DNA Diagnostics Center, a DNA testing company, will pay a penalty of $400,000 to the attorneys general of Pennsylvania and Ohio for a data breach in 2021 that affected 2.1 million individuals nationwide, according to a settlement deal with the states’ attorneys general. 

The company will also be required to implement improvements to its data security, including updating the asset inventory of its entire network and disabling or removing any assets identified that are not necessary for any legitimate business purpose.

Founded in 1995, DNA Diagnostic Center is a private DNA-testing company that offers diagnostic and genetic tests to help answer relationship, fertility, and health and wellness questions. 

The forgotten legacy data

DNA Diagnostics Center’s hacking incident involved legacy data from Orchid Cellmark, which the company had acquired in 2012 to expand its business portfolio. “Specifically, the breach involved databases that were not used for any business purpose, but were provided to DNA Diagnostic Center as part of a 2012 acquisition of Orchid Cellmark,” the settlement agreement said. 

DNA Diagnostic Center claimed that the breach impacted databases containing sensitive personal information, and that the data was accidentally transferred to the company without its knowledge. “DDC asserts it was not aware that these legacy databases existed in its systems at the time of the Breach — more than nine years after the acquisition,” the settlement agreement noted. 

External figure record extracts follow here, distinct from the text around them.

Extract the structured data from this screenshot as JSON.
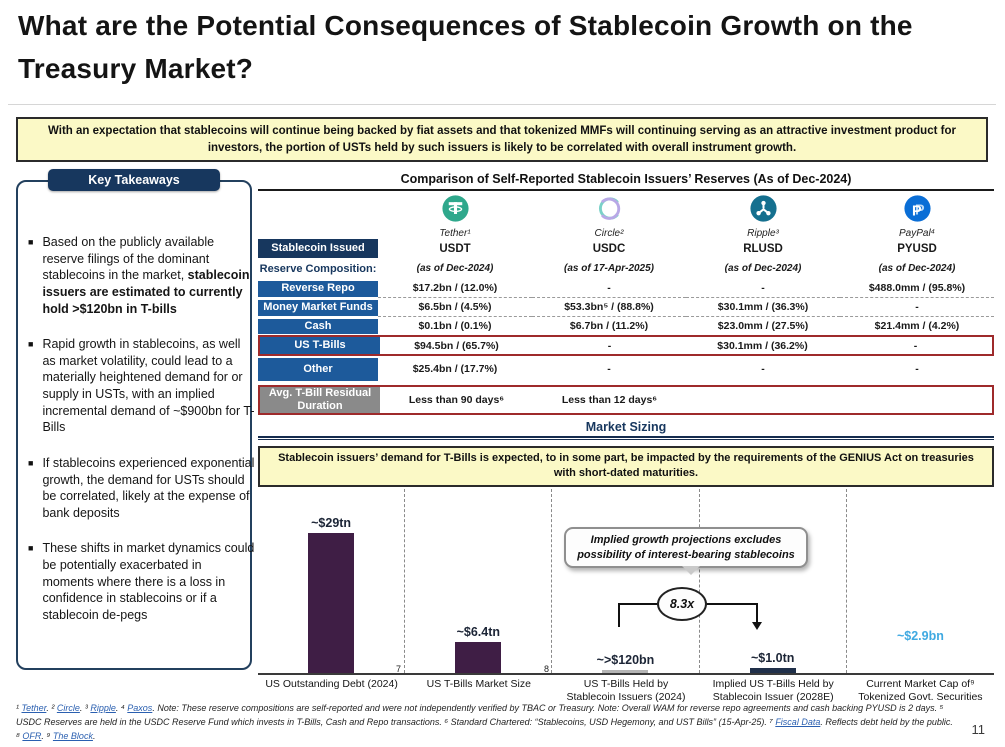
{
  "page": {
    "title": "What are the Potential Consequences of Stablecoin Growth on the Treasury Market?",
    "page_number": "11"
  },
  "colors": {
    "navy": "#17375e",
    "row_blue": "#1d5a9b",
    "gray_row": "#8a8a8a",
    "highlight_red": "#9e2a2b",
    "banner_yellow": "#fbf9c6",
    "bar_purple": "#3f1e45",
    "bar_navy": "#20304a",
    "bar_gray": "#b5b5b5",
    "cap_blue": "#3fa9e1",
    "link_blue": "#2a5fb0"
  },
  "top_banner": {
    "text": "With an expectation that stablecoins will continue being backed by fiat assets and that tokenized MMFs will continuing serving as an attractive investment product for investors, the portion of USTs held by such issuers is likely to be correlated with overall instrument growth."
  },
  "key_takeaways": {
    "title": "Key Takeaways",
    "items": [
      {
        "text": "Based on the publicly available reserve filings of the dominant stablecoins in the market, ",
        "bold": "stablecoin issuers are estimated to currently hold >$120bn in T-bills"
      },
      {
        "text": "Rapid growth in stablecoins, as well as market volatility, could lead to a materially heightened demand for or supply in USTs, with an implied incremental demand of ~$900bn for T-Bills",
        "bold": ""
      },
      {
        "text": "If stablecoins experienced exponential growth, the demand for USTs should be correlated, likely at the expense of bank deposits",
        "bold": ""
      },
      {
        "text": "These shifts in market dynamics could be potentially exacerbated in moments where there is a loss in confidence in stablecoins or if a stablecoin de-pegs",
        "bold": ""
      }
    ]
  },
  "reserves_table": {
    "title": "Comparison of Self-Reported Stablecoin Issuers’ Reserves (As of Dec-2024)",
    "issuers": [
      {
        "label": "Tether¹",
        "icon": "tether-logo"
      },
      {
        "label": "Circle²",
        "icon": "circle-logo"
      },
      {
        "label": "Ripple³",
        "icon": "ripple-logo"
      },
      {
        "label": "PayPal⁴",
        "icon": "paypal-logo"
      }
    ],
    "row_stablecoin": {
      "label": "Stablecoin Issued",
      "values": [
        "USDT",
        "USDC",
        "RLUSD",
        "PYUSD"
      ]
    },
    "row_asof": {
      "label": "Reserve Composition:",
      "values": [
        "(as of Dec-2024)",
        "(as of 17-Apr-2025)",
        "(as of Dec-2024)",
        "(as of Dec-2024)"
      ]
    },
    "rows": [
      {
        "label": "Reverse Repo",
        "values": [
          "$17.2bn / (12.0%)",
          "-",
          "-",
          "$488.0mm / (95.8%)"
        ]
      },
      {
        "label": "Money Market Funds",
        "values": [
          "$6.5bn / (4.5%)",
          "$53.3bn⁵ / (88.8%)",
          "$30.1mm / (36.3%)",
          "-"
        ]
      },
      {
        "label": "Cash",
        "values": [
          "$0.1bn / (0.1%)",
          "$6.7bn / (11.2%)",
          "$23.0mm / (27.5%)",
          "$21.4mm / (4.2%)"
        ]
      },
      {
        "label": "US T-Bills",
        "values": [
          "$94.5bn / (65.7%)",
          "-",
          "$30.1mm / (36.2%)",
          "-"
        ]
      },
      {
        "label": "Other",
        "values": [
          "$25.4bn / (17.7%)",
          "-",
          "-",
          "-"
        ]
      },
      {
        "label": "Avg. T-Bill Residual Duration",
        "values": [
          "Less than 90 days⁶",
          "Less than 12 days⁶",
          "",
          ""
        ]
      }
    ]
  },
  "market_sizing": {
    "header": "Market Sizing",
    "banner": "Stablecoin issuers’ demand for T-Bills is expected, to in some part, be impacted by the requirements of the GENIUS Act on treasuries with short-dated maturities.",
    "callout": "Implied growth projections excludes possibility of interest-bearing stablecoins",
    "multiplier": "8.3x"
  },
  "chart_data": {
    "type": "bar",
    "title": "Market Sizing",
    "categories": [
      "US Outstanding Debt (2024)",
      "US T-Bills Market Size",
      "US T-Bills Held by Stablecoin Issuers (2024)",
      "Implied US T-Bills Held by Stablecoin Issuer (2028E)",
      "Current Market Cap of⁹ Tokenized Govt. Securities"
    ],
    "values_usd_tn": [
      29,
      6.4,
      0.12,
      1.0,
      0.0029
    ],
    "labels": [
      "~$29tn",
      "~$6.4tn",
      "~>$120bn",
      "~$1.0tn",
      "~$2.9bn"
    ],
    "bar_colors": [
      "#3f1e45",
      "#3f1e45",
      "#b5b5b5",
      "#20304a",
      "transparent"
    ],
    "axis_sups": [
      "7",
      "8"
    ],
    "multiplier_annotation": "8.3x",
    "annotation": "Implied growth projections excludes possibility of interest-bearing stablecoins",
    "ylim": [
      0,
      30
    ],
    "grid": false,
    "ylabel": "",
    "xlabel": ""
  },
  "footnotes": {
    "segments": [
      {
        "t": "¹ ",
        "link": false
      },
      {
        "t": "Tether",
        "link": true
      },
      {
        "t": ". ² ",
        "link": false
      },
      {
        "t": "Circle",
        "link": true
      },
      {
        "t": ". ³ ",
        "link": false
      },
      {
        "t": "Ripple",
        "link": true
      },
      {
        "t": ". ⁴ ",
        "link": false
      },
      {
        "t": "Paxos",
        "link": true
      },
      {
        "t": ". Note: These reserve compositions are self-reported and were not independently verified by TBAC or Treasury. Note: Overall WAM for reverse repo agreements and cash backing PYUSD is 2 days. ⁵ USDC Reserves are held in the USDC Reserve Fund which invests in T-Bills, Cash and Repo transactions. ⁶ Standard Chartered: “Stablecoins, USD Hegemony, and UST Bills” (15-Apr-25). ⁷ ",
        "link": false
      },
      {
        "t": "Fiscal Data",
        "link": true
      },
      {
        "t": ". Reflects debt held by the public. ⁸ ",
        "link": false
      },
      {
        "t": "OFR",
        "link": true
      },
      {
        "t": ". ⁹ ",
        "link": false
      },
      {
        "t": "The Block",
        "link": true
      },
      {
        "t": ".",
        "link": false
      }
    ]
  }
}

“Negligence is not an excuse for letting consumer data get stolen,” Ohio Attorney General Dave Yost said in a statement. 

The stolen data was collected between 2004 and 2012. The joint investigation by Ohio and Pennsylvania found DNA Diagnostics Center made unfair and deceptive statements about its cybersecurity and failed to employ reasonable measures to detect and prevent a data breach, exposing its consumers to harm. 

The breach exposed the social security numbers and other personal data of about 33,300 consumers in Ohio, and about 12,600 in Pennsylvania. DNA Diagnostics Center will pay a $200,000 HIPAA fine to Ohio and a $200,000 HIPAA penalty to Pennsylvania.

A two-month delay in action

DNA Diagnostic Center was alerted of suspicious activity by its third-party data breach monitoring vendor but the alerts were overlooked by the company. “The contractor repeatedly attempted to notify DNA Diagnostics through email, but company employees overlooked the emails for over two months,” the settlement agreement said.

During this time period, the attackers installed Cobalt Strike malware in the company’s network and extracted data. 

Investigations revealed that the threat actor logged into a virtual private network on May 24, 2021 using a DNA Diagnostic Center user account and harvested active directory credentials from a domain controller that provided password information for each account in the network. 

The settlement agreement also noted that when the threat actor initially accessed the VPN, DNA Diagnostic Center had migrated to a different VPN and no users should have been using the VPN the threat actor used for remote access. 

On June 16, 2021, the threat actor used a test account that had administrator privileges to create a persistence mechanism that executed Cobalt Strike throughout the environment.

Between July 7, 2021, and July 28, 2021, the threat actor accessed five servers and collectively backed up a total of 28 databases from the servers using a decommissioned server. 

In September 2021, the threat actor contacted the company and demanded payment. The company made the payment to the hacker in exchange for the deletion of stolen data, the settlement agreement noted. 

Terms of settlement

The settlement requires DNA Diagnostics Center to maintain reasonable security policies designed to protect consumer personal information. It also requires the lab to designate an employee to coordinate and supervise its information security program. 

The DNA testing company will also have to conduct security risk assessments of its networks that store personal information annually, maintain an updated asset inventory of the entire network and disable or remove any assets identified that are not necessary for any legitimate business purpose. 

The company will have to design and implement reasonable security measures for the protection and storing of personal information, including timely software updates, penetration-testing of its networks, and implementation of reasonable access controls such as multi-factor authentication, and detect and respond to suspicious network activity within its network within reasonable means, the settlement statement added.